While Japan dithers, the other major imponderable in Asia is, of course, China.

China has long caught the fancy of foreign entrepreneurs whose schemes for vast riches are usually predicated on selling a product to just a sliver of a fraction of the nation's 1.2 billion souls. But here is a case where the focus of conventional economic analysis may prove too narrow to explain many phenomena. For example, China is often regarded as having a bright economic future. Why? The obvious size of the domestic market is the primary consideration but so too apparently is the stereotype of Chinese commercial prowess.

But what most analysts implicitly assume is that the exceptional entrepreneurial skills exhibited by overseas Chinese communities throughout the Pacific Rim are shared by the Chinese in China itself. The problem with this view is that it overlooks history.

Diaspora communities -- whether they be Chinese or Irish or Jewish — have typically outshone the accomplishments of their respective homelands. As economic historian David S. Landes observes in his current book, The Wealth and Poverty of Nations, China was a major technological, economic and military power at a time when Europe was still in the Dark Ages. Yet, since then, Chinese history has been a history of lost or squandered potential. What's to say that 1000 years of Chinese experience can be altered so quickly and easily?

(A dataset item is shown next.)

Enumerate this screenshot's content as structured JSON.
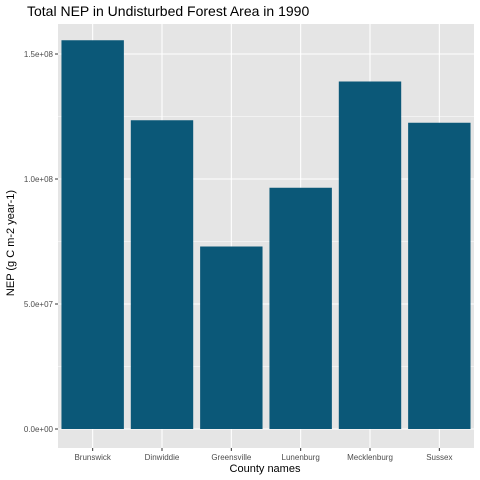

In the here and now, Moody's this month issued a report that placed the rating for an average Chinese bank at "slightly less than" D -- right between India's and Russia's, hardly good company). Not surprisingly, the credit-rating agency is anticipating a wave of Chinese bank closures, and there are recurring expectations of an imminent devaluation of the Chinese currency.

Curiously, few market analysts recognize or appreciate the potential of internal strife in China. The dismantling and downsizing of state-owned enterprises will create considerable social strains as millions are forced to find new employment in a private sector which will be hard-pressed to grow fast enough to accommodate them. The Chinese government itself has said an 8% economic growth rate is essential to maintain social stability and continue ambitious reforms. And no one should underestimate the prospects of internal political friction as economically dynamic regions such as Shanghai or Guangzhou chafe under the dictates of Beijing's apparatchiks.

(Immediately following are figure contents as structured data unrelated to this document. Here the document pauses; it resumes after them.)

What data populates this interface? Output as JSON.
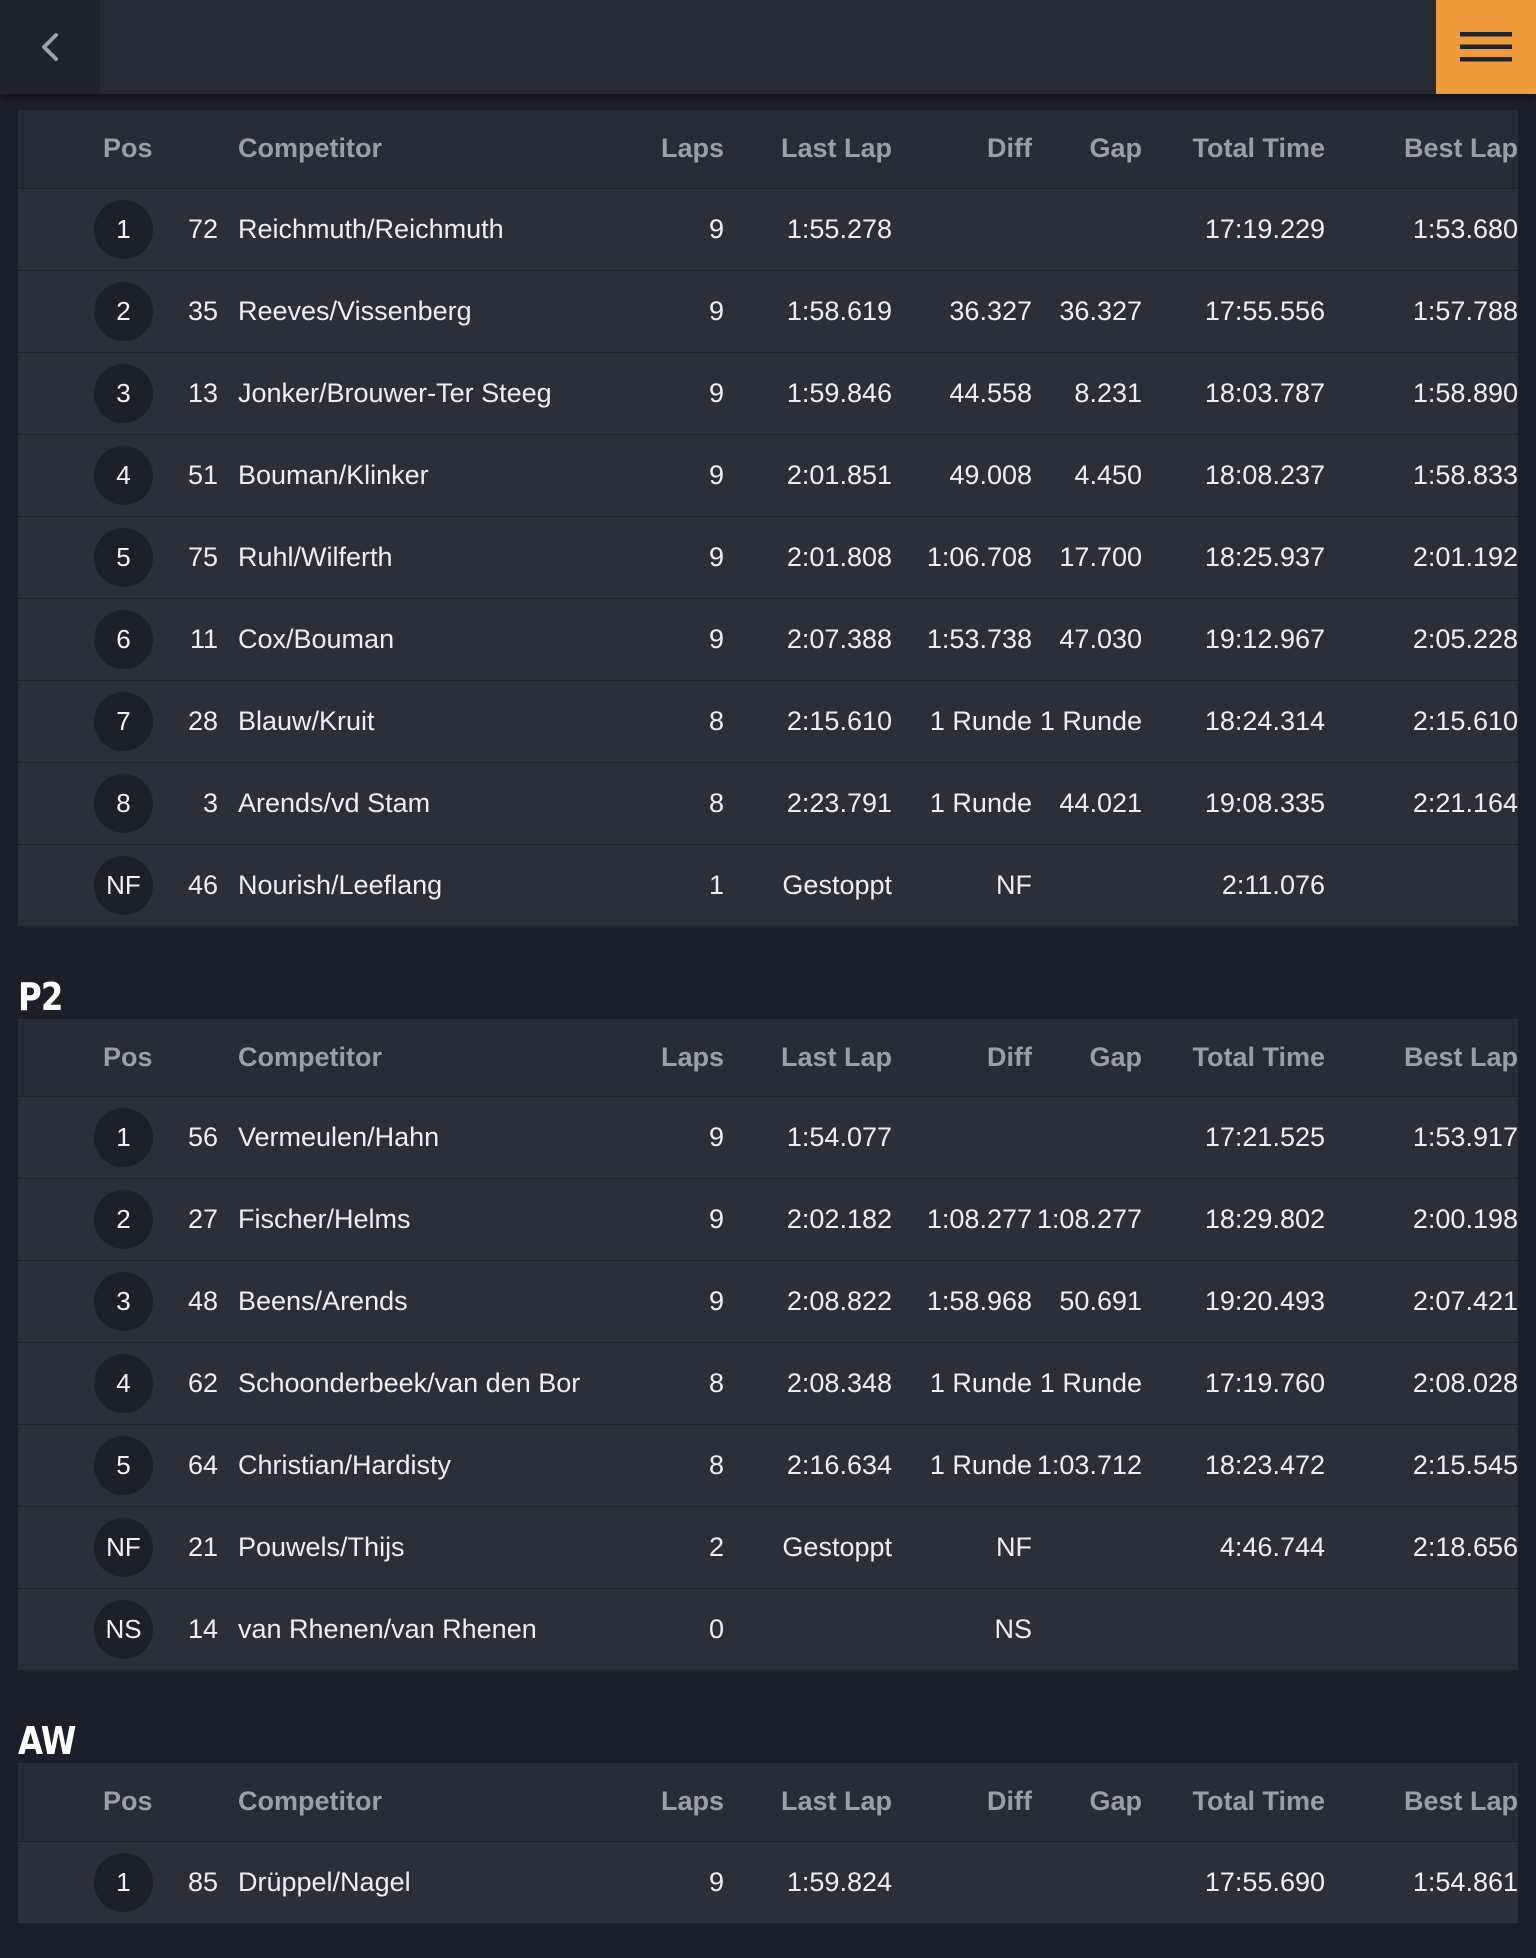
{
  "nav": {
    "back_icon": "chevron-left-icon",
    "menu_icon": "hamburger-menu-icon"
  },
  "columns": [
    "Pos",
    "Competitor",
    "Laps",
    "Last Lap",
    "Diff",
    "Gap",
    "Total Time",
    "Best Lap"
  ],
  "colors": {
    "accent": "#ee9c3c",
    "background": "#1b1f27",
    "row": "#2a2f38"
  },
  "sections": [
    {
      "title": "",
      "rows": [
        {
          "pos": "1",
          "num": "72",
          "competitor": "Reichmuth/Reichmuth",
          "laps": "9",
          "last_lap": "1:55.278",
          "diff": "",
          "gap": "",
          "total": "17:19.229",
          "best": "1:53.680"
        },
        {
          "pos": "2",
          "num": "35",
          "competitor": "Reeves/Vissenberg",
          "laps": "9",
          "last_lap": "1:58.619",
          "diff": "36.327",
          "gap": "36.327",
          "total": "17:55.556",
          "best": "1:57.788"
        },
        {
          "pos": "3",
          "num": "13",
          "competitor": "Jonker/Brouwer-Ter Steeg",
          "laps": "9",
          "last_lap": "1:59.846",
          "diff": "44.558",
          "gap": "8.231",
          "total": "18:03.787",
          "best": "1:58.890"
        },
        {
          "pos": "4",
          "num": "51",
          "competitor": "Bouman/Klinker",
          "laps": "9",
          "last_lap": "2:01.851",
          "diff": "49.008",
          "gap": "4.450",
          "total": "18:08.237",
          "best": "1:58.833"
        },
        {
          "pos": "5",
          "num": "75",
          "competitor": "Ruhl/Wilferth",
          "laps": "9",
          "last_lap": "2:01.808",
          "diff": "1:06.708",
          "gap": "17.700",
          "total": "18:25.937",
          "best": "2:01.192"
        },
        {
          "pos": "6",
          "num": "11",
          "competitor": "Cox/Bouman",
          "laps": "9",
          "last_lap": "2:07.388",
          "diff": "1:53.738",
          "gap": "47.030",
          "total": "19:12.967",
          "best": "2:05.228"
        },
        {
          "pos": "7",
          "num": "28",
          "competitor": "Blauw/Kruit",
          "laps": "8",
          "last_lap": "2:15.610",
          "diff": "1 Runde",
          "gap": "1 Runde",
          "total": "18:24.314",
          "best": "2:15.610"
        },
        {
          "pos": "8",
          "num": "3",
          "competitor": "Arends/vd Stam",
          "laps": "8",
          "last_lap": "2:23.791",
          "diff": "1 Runde",
          "gap": "44.021",
          "total": "19:08.335",
          "best": "2:21.164"
        },
        {
          "pos": "NF",
          "num": "46",
          "competitor": "Nourish/Leeflang",
          "laps": "1",
          "last_lap": "Gestoppt",
          "diff": "NF",
          "gap": "",
          "total": "2:11.076",
          "best": ""
        }
      ]
    },
    {
      "title": "P2",
      "rows": [
        {
          "pos": "1",
          "num": "56",
          "competitor": "Vermeulen/Hahn",
          "laps": "9",
          "last_lap": "1:54.077",
          "diff": "",
          "gap": "",
          "total": "17:21.525",
          "best": "1:53.917"
        },
        {
          "pos": "2",
          "num": "27",
          "competitor": "Fischer/Helms",
          "laps": "9",
          "last_lap": "2:02.182",
          "diff": "1:08.277",
          "gap": "1:08.277",
          "total": "18:29.802",
          "best": "2:00.198"
        },
        {
          "pos": "3",
          "num": "48",
          "competitor": "Beens/Arends",
          "laps": "9",
          "last_lap": "2:08.822",
          "diff": "1:58.968",
          "gap": "50.691",
          "total": "19:20.493",
          "best": "2:07.421"
        },
        {
          "pos": "4",
          "num": "62",
          "competitor": "Schoonderbeek/van den Bor",
          "laps": "8",
          "last_lap": "2:08.348",
          "diff": "1 Runde",
          "gap": "1 Runde",
          "total": "17:19.760",
          "best": "2:08.028"
        },
        {
          "pos": "5",
          "num": "64",
          "competitor": "Christian/Hardisty",
          "laps": "8",
          "last_lap": "2:16.634",
          "diff": "1 Runde",
          "gap": "1:03.712",
          "total": "18:23.472",
          "best": "2:15.545"
        },
        {
          "pos": "NF",
          "num": "21",
          "competitor": "Pouwels/Thijs",
          "laps": "2",
          "last_lap": "Gestoppt",
          "diff": "NF",
          "gap": "",
          "total": "4:46.744",
          "best": "2:18.656"
        },
        {
          "pos": "NS",
          "num": "14",
          "competitor": "van Rhenen/van Rhenen",
          "laps": "0",
          "last_lap": "",
          "diff": "NS",
          "gap": "",
          "total": "",
          "best": ""
        }
      ]
    },
    {
      "title": "AW",
      "rows": [
        {
          "pos": "1",
          "num": "85",
          "competitor": "Drüppel/Nagel",
          "laps": "9",
          "last_lap": "1:59.824",
          "diff": "",
          "gap": "",
          "total": "17:55.690",
          "best": "1:54.861"
        }
      ]
    }
  ]
}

The future of California's economy is usually discussed in supply-side terms. To remain competitive, it is often argued, California must nurture leading edge industries by providing a favorable business environment that includes, among other things, an educated workforce and an efficient infrastructure.

Somewhat less frequently acknowledged are the demand-side requirements of economic prosperity. During the 1980s and early 1990s, California essentially fell under the thrall of Pacific Mania, a firm if myopic conviction that California's star would rise along with the economies of the Far East. Not surprisingly, we wound up shipping over half our total exports to the Far East.

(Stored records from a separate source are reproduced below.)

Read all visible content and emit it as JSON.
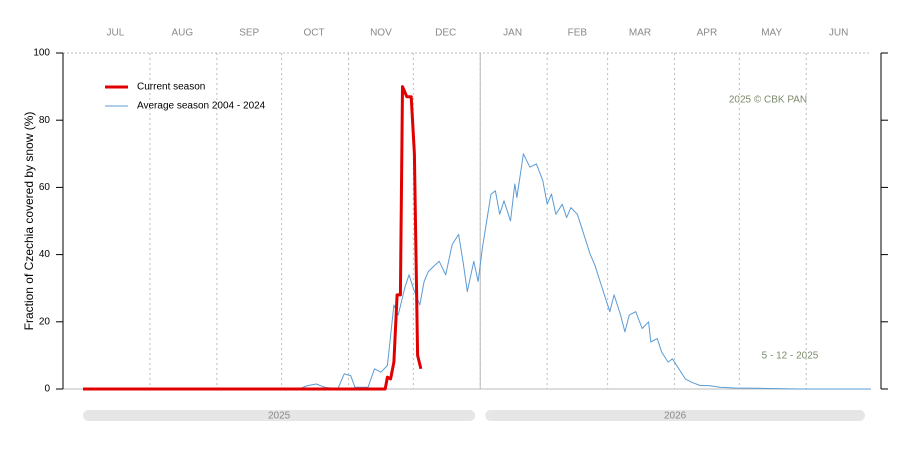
{
  "chart_data": {
    "type": "line",
    "y_label": "Fraction of  Czechia  covered by snow (%)",
    "xlim": [
      0,
      365
    ],
    "xticks": [
      {
        "value": 15,
        "label": "JUL"
      },
      {
        "value": 46,
        "label": "AUG"
      },
      {
        "value": 77,
        "label": "SEP"
      },
      {
        "value": 107,
        "label": "OCT"
      },
      {
        "value": 138,
        "label": "NOV"
      },
      {
        "value": 168,
        "label": "DEC"
      },
      {
        "value": 199,
        "label": "JAN"
      },
      {
        "value": 229,
        "label": "FEB"
      },
      {
        "value": 258,
        "label": "MAR"
      },
      {
        "value": 289,
        "label": "APR"
      },
      {
        "value": 319,
        "label": "MAY"
      },
      {
        "value": 350,
        "label": "JUN"
      }
    ],
    "month_starts": [
      31,
      62,
      92,
      123,
      153,
      184,
      215,
      243,
      274,
      304,
      335
    ],
    "year_boundary": 184,
    "years": [
      "2025",
      "2026"
    ],
    "ylim": [
      0,
      100
    ],
    "yticks": [
      0,
      20,
      40,
      60,
      80,
      100
    ],
    "annotations": [
      "2025  © CBK PAN",
      "5 - 12 - 2025"
    ],
    "series": [
      {
        "name": "Current season",
        "color": "#e00000",
        "x": [
          0,
          140,
          141,
          142.5,
          144,
          145.5,
          147,
          148,
          150,
          152,
          153.5,
          155,
          156.5
        ],
        "values": [
          0,
          0,
          3.5,
          3,
          8,
          28,
          28,
          90,
          87,
          87,
          70,
          10,
          6
        ]
      },
      {
        "name": "Average season 2004 - 2024",
        "color": "#5b9bd5",
        "x": [
          0,
          100,
          104,
          108,
          112,
          118,
          121,
          124,
          126,
          132,
          135,
          138,
          141,
          144,
          146,
          149,
          151,
          153,
          156,
          158,
          160,
          165,
          168,
          171,
          174,
          176,
          178,
          181,
          183,
          185,
          187,
          189,
          191,
          193,
          195,
          198,
          200,
          201,
          204,
          207,
          210,
          213,
          215,
          217,
          219,
          222,
          224,
          226,
          229,
          231,
          235,
          237,
          239,
          242,
          244,
          246,
          249,
          251,
          253,
          256,
          259,
          262,
          263,
          266,
          268,
          271,
          273,
          275,
          279,
          282,
          286,
          290,
          295,
          302,
          313,
          332,
          365
        ],
        "values": [
          0,
          0,
          1,
          1.5,
          0.5,
          0,
          4.5,
          4,
          0.5,
          0.5,
          6,
          5,
          7,
          25,
          22,
          30,
          34,
          30,
          25,
          32,
          35,
          38,
          34,
          43,
          46,
          38,
          29,
          38,
          32,
          42,
          50,
          58,
          59,
          52,
          56,
          50,
          61,
          57,
          70,
          66,
          67,
          62,
          55,
          58,
          52,
          55,
          51,
          54,
          52,
          48,
          40,
          37,
          33,
          27,
          23,
          28,
          22,
          17,
          22,
          23,
          18,
          20,
          14,
          15,
          11,
          8,
          9,
          7,
          3,
          2,
          1,
          1,
          0.5,
          0.3,
          0.2,
          0,
          0
        ]
      }
    ]
  }
}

The California Farm Bureau's Louie Brown says that one important effect of the Asian crisis will be to dramatize the value of global market diversification.

The lesson of avoiding excessive dependence on a single market or even region is as valid for agriculture as it is for another other industry. Even though California exports go everywhere in the world, the fact is that, in major overseas markets such as South America and India, California has a surprisingly modest share of total U.S. export trade. For example, on a world-wide basis, California accounts for about 15% of all U.S. exports. But we account for less than 8% of U.S. exports to South America.

Yet both Brown and Secretary Veneman point to a major obstacle to opening new markets, and this time it's not El Niño. It's the U.S. Congress. By refusing to grant fast- track negotiating authority to the administration, Congress, Veneman argued, "is depriving us of valuable tools in opening important new export markets for California agriculture." The state's top ag official also labeled as unhelpful congressional reluctance to support additional IMF funding to help stabilize troubled economies in Asia and Eastern Europe and its questioning of Most-Favored-Nation status for China. She could be speaking for most all of California industry.